周雪峰^1,2),陈光¹⁾,严世坦¹⁾, 郑功¹⁾,李沛¹⁾,陈锋¹⁾

1) 南京理工大学材料评价与设计教育部工程研究中心, 南京 210094
2) 常熟理工学院化学与材料工程学院, 常熟 215500

EXPLORATION AND RESEARCH OF A NEW Re－FREE Ni－BASED SINGLE CRYSTAL SUPERALLOY

ZHOU Xuefeng ^1,2), CHEN Guang ¹⁾, YAN Shitan ¹⁾, ZHENG Gong ¹⁾, LI Pei ¹⁾, CHEN Feng ¹⁾

1) Engineering Research Center of Materials Behavior and Design, Ministry of Education,Nanjing University of Science and Technology, Nanjing 210094
2) School of Chemistry and Materials Engineering, Changshu Institute of Technology, Changshu 215500

引用本文:

周雪峰,陈光,严世坦, 郑功,李沛,陈锋. 新型无Re镍基单晶高温合金探索研究[J]. 金属学报, 2013, 49(11): 1467-1472.
ZHOU Xuefeng, CHEN Guang, YAN Shitan, ZHENG Gong, LI Pei, CHEN Feng. EXPLORATION AND RESEARCH OF A NEW Re－FREE Ni－BASED SINGLE CRYSTAL SUPERALLOY[J]. Acta Metall Sin, 2013, 49(11): 1467-1472.

全文: PDF(1574 KB)

摘要:

综合运用电子空位理论和d－电子理论, 设计了一种新型无Re镍基单晶高温合金7.5Cr－5Co－2Mo－6.1Al－8W－6.5Ta－0.15Hf－0.05C－0.004B－0.015Y(质量分数, %),Ni余量. 采用光学显微镜、扫描电镜、X射线能谱观察了其铸态、固溶处理和时效处理后的组织特征,研究了完全热处理后合金的760℃拉伸力学行为及断口形貌. 结果表明,合金的组织稳定, 合金元素间共价键平均结合强度Bot, γ′相固溶温度T_γ′_solvus, 成分性能预测参数P,抗拉强度σ_b等与第2代含Re镍基单晶高温合金相当.

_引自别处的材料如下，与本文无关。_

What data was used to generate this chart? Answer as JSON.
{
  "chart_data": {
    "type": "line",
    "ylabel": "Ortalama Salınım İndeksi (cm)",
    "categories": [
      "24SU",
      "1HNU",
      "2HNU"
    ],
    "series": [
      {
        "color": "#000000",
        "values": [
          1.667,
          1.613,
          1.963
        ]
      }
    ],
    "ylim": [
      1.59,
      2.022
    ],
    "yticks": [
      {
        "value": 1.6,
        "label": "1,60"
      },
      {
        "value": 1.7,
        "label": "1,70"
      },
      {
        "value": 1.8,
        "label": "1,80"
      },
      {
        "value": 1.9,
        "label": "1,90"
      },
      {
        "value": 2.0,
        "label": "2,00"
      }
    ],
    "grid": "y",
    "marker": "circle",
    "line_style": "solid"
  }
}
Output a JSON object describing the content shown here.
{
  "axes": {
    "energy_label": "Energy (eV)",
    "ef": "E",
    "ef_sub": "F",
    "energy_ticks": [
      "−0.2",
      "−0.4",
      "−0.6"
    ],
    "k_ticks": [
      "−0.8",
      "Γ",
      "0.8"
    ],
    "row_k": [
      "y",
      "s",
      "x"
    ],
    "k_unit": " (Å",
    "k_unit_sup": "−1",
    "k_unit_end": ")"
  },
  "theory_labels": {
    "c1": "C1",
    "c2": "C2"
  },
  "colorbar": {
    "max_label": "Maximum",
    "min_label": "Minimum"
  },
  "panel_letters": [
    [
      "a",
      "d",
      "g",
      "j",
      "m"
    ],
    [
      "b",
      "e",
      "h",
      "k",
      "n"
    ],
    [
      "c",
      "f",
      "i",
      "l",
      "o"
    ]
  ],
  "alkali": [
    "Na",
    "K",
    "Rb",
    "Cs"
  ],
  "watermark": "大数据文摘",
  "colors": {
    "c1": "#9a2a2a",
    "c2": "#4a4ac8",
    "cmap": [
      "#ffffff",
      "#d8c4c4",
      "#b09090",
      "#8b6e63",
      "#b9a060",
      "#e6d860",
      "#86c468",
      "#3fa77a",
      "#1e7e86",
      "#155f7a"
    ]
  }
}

关键词 ：镍基单晶高温合金, 成分设计, 组织特征, 拉伸性能

Abstract：

Ni－based single crystal superalloy has not only high temperature creep and fatigue resistance, but also excellent oxidation and corrosion resistance,which becomes a main selection of the advanced aero engine turbine blades. In order to enhance high temperature properties, Re is added into the superalloy, however, high density and high cost of the Re, especially promote the precipitation of harmful phases at high service temperature, which limit the use of Re. Therefore, how to reduce or even abolish the use of Re in the single crystal superalloy is the main trend to develop a new generation turbine engine material. A new Re－free Ni－based single crystal superalloy, 7.5Cr－5Co－2Mo－6.1Al－8W－6.5Ta－0.15Hf－0.05C－0.004B－0.015Y (mass fraction, %), Ni balance, has been designed by using the average electron vacancy number theory and the d－electrons concept. The microstructures of the as－cast, solution and aging treated specimens were observed by optical microscopy, scanning electron microscopy, energy dispersive X－ray spectroscopy. The mechanical behavior of the fully heat treated single crystal superalloy and the appearance of fracture at 760℃ were studied. The calculation results indicate that the microstructure of the designed alloy is stable and the main performance criteria, such as Bot (the bond order between alloying elements and Ni atoms),T_γ′_solvus (γ′ solvus temperature),P (the parameter which predicts the merit of the composition), etc.,are comparable to those of the second generation of the Ni－based single crystal superalloy.The experimental results indicate that W and Mo enriched in the dendrite cores,while Al and Ta enriched in the interdendritic region. The size and volume fraction of γ′ phase in the dendrite cores is smaller than that in the interdendritic region.After solution heat treatment at 1300℃, 3 h, air cooling,γ/γ′ eutectics are dissolved and composition segregation is significantly improved. After fully heat treatment at 1100℃, 4 h,air cooling and 870℃, 24 h, air cooling, γ′ phase with cube－shaped distributes in theγmatrix channels uniformly, whose ultimate tensile strength at 760℃ is 1009 MPa, comparable to the second generation of Re－containing Ni－based single crystal superalloy considerably.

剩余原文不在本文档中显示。